Some more details on the plan moving forward:
Here’s how things currently work on the HSC side. The following stages are run in series:
- reduceFrames: for each exposure, we process each CCD through the MPI process pool, gather the match lists and use this to construct an exposure-wide (“global”) astrometric solution and focus solution which are then sent to the worker nodes to be attached to the CCDs before writing out. Note that this is inefficient because some CCDs are processed faster than others (e.g., the number of operations for focus CCDs is smaller than for science CCDs), but all processes block on receiving the results of the gathered operation. Parallelisation beyond 112 cores is done by launching multiple jobs with the cluster’s scheduler (e.g., dividing the data up by filter and/or survey region).
- mosaic: for each tract, we calculate the mosaic solution. We use the python ‘multiprocessing’ module (for parallelisation on a single node) to read the inputs, and the mosaic solution is calculated with multi-threaded code (e.g., OMP). Parallelisation beyond single nodes is done by launching multiple jobs with the cluster’s scheduler (dividing the data by tract and filter).
- stack: for each tract, we process each patch through the MPI process pool which involves warping all inputs, coadding the warps and then detecting sources. This is inefficient because patches within a tract are independent (there is no useful gathering of results across patches), so cores for patches that process quickly twiddle their thumbs until the other patches are done. Also, there are synchronisation points (fairly needlessly, I think) between warping and coadding that compounds the inefficiency. Oh, I forgot to mention: before the processing of each patch, there is a scatter/gather for reading the WCS of each input exposure; I believe this is what causes us to trash GPFS.
- multiband: for each tract, we merge detections for each patch, measure detections for each patch+filter, merge measurements for each patch, and do forced measurement for each patch+filter. This is a bit more efficient in some respects than for stack because of the use of different parallelisation levels (patch vs patch+filter), but it’s still inefficient because there are usually some patch+filters for which measurement (and forced photometry) takes longer than the others, forcing everything else to wait. And occasionally we run out of memory in a single patch+filter, and Slurm brings down the job for the entire tract. So last time after I ran all the tracts, I figured out which tracts failed and ran the patches for those independently.

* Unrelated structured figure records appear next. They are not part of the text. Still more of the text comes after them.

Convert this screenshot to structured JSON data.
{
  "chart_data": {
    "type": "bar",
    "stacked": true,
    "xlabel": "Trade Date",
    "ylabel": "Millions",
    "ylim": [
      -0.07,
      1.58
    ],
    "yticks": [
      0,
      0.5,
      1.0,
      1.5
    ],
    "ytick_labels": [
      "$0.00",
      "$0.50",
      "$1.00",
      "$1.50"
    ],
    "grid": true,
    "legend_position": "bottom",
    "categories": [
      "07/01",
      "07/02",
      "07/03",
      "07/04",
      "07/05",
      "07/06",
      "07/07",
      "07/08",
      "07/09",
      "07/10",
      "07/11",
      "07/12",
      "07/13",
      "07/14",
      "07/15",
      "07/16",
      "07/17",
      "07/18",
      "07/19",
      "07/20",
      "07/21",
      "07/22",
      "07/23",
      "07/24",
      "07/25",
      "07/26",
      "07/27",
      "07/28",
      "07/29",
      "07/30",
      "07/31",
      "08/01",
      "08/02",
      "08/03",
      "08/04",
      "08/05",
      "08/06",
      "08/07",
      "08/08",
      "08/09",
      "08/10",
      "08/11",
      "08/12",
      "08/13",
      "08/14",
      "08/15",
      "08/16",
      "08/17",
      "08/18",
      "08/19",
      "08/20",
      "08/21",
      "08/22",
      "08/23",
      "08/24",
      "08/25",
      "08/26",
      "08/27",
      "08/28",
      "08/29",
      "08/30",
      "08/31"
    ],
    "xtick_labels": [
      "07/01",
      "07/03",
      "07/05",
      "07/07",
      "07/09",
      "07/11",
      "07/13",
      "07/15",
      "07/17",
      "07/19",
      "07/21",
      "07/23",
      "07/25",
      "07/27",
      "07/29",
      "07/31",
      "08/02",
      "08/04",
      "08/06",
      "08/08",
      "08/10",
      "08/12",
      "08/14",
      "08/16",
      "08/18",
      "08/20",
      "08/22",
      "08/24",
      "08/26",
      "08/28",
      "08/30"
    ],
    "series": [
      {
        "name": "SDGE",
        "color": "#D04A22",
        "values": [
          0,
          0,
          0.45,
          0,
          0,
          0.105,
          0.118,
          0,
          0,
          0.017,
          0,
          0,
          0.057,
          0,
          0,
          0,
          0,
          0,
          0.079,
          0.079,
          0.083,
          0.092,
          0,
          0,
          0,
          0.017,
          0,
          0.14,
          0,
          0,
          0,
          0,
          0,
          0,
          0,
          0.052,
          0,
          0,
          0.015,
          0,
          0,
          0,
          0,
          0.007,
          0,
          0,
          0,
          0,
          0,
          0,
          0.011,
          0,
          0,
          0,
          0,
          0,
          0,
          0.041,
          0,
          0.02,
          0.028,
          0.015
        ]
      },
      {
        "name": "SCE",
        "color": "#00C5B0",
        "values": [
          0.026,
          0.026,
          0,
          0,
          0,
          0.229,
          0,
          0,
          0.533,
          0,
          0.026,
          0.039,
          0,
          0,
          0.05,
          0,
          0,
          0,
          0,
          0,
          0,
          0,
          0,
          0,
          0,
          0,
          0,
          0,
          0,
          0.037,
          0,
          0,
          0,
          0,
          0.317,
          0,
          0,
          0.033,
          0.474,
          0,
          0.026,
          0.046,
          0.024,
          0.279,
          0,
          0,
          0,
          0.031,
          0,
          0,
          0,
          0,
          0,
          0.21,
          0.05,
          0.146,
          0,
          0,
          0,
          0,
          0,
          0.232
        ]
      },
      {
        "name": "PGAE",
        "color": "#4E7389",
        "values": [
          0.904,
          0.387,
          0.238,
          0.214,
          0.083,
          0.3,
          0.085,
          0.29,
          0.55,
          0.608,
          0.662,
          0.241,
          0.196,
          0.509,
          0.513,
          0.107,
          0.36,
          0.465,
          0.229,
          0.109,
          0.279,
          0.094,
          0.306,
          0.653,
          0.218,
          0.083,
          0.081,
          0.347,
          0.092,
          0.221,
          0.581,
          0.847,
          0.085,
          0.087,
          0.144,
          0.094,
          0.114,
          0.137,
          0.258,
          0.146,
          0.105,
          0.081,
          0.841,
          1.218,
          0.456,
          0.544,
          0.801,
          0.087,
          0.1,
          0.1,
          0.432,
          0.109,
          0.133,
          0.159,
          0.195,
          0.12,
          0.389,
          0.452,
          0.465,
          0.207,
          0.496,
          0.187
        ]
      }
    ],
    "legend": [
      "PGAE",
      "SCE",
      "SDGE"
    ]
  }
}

On the LSST side, everything is mostly the same, except with different names:
- reduceFrames.py --> singleFrameDriver.py
- mosaic: port in progress
- stack.py --> coaddDriver.py
- multiband.py --> multiBandDriver.py
The singleFrameDriver.py work hasn’t quite landed on master yet, but we’ve agreed to remove the global astrometric solution (we didn’t discuss the focus solution, but we can move all of that out into its own job). With that change, we won’t have any scatter/gather of substance (in the current pipeline; this must change), so we can change the parallelisation level:
- singleFrameDriver: process each CCD independently. Because we’re not running single exposures in series, we can make this as wide as we like, e.g., a thousand cores. I also propose to gather all the Wcs results, and store the bounding box for each CCD in a sqlite database, for use in the stacking to reduce the GPFS hammering.
- mosaic: I think this must continue to run as it is. I have no idea how meas_jointcal will operate, but I don’t expect it will be very different.
- coaddDriver: parallelise over patch+exposures to create warps, and then over patches to coadd. Because we’re not running tracts in series or separately, we can again make this as wide as we like. This was the big take-home lesson for me from Yasuda-san’s friends at Tsukuba.
- multibandDriver: same parallelisation scheme, but removing the need to do a tract at a time; then we can again make this as wide as we like.
I think that will greatly help address the inefficiencies, but it does so through the removal of our ability to do scatter-gather-scatter workflows. But we know that we’ll need that capability again in the future, but we don’t want to go back to inefficiencies of the current state. I think Spark- or Dataflow-like framework would help with that, or we can somehow subdivide our MPI processing Pool. The key requirement is that we’re going to need to be able to do scatter/gather (of python code on python variables returning python variables) over subsets of what we’re processing.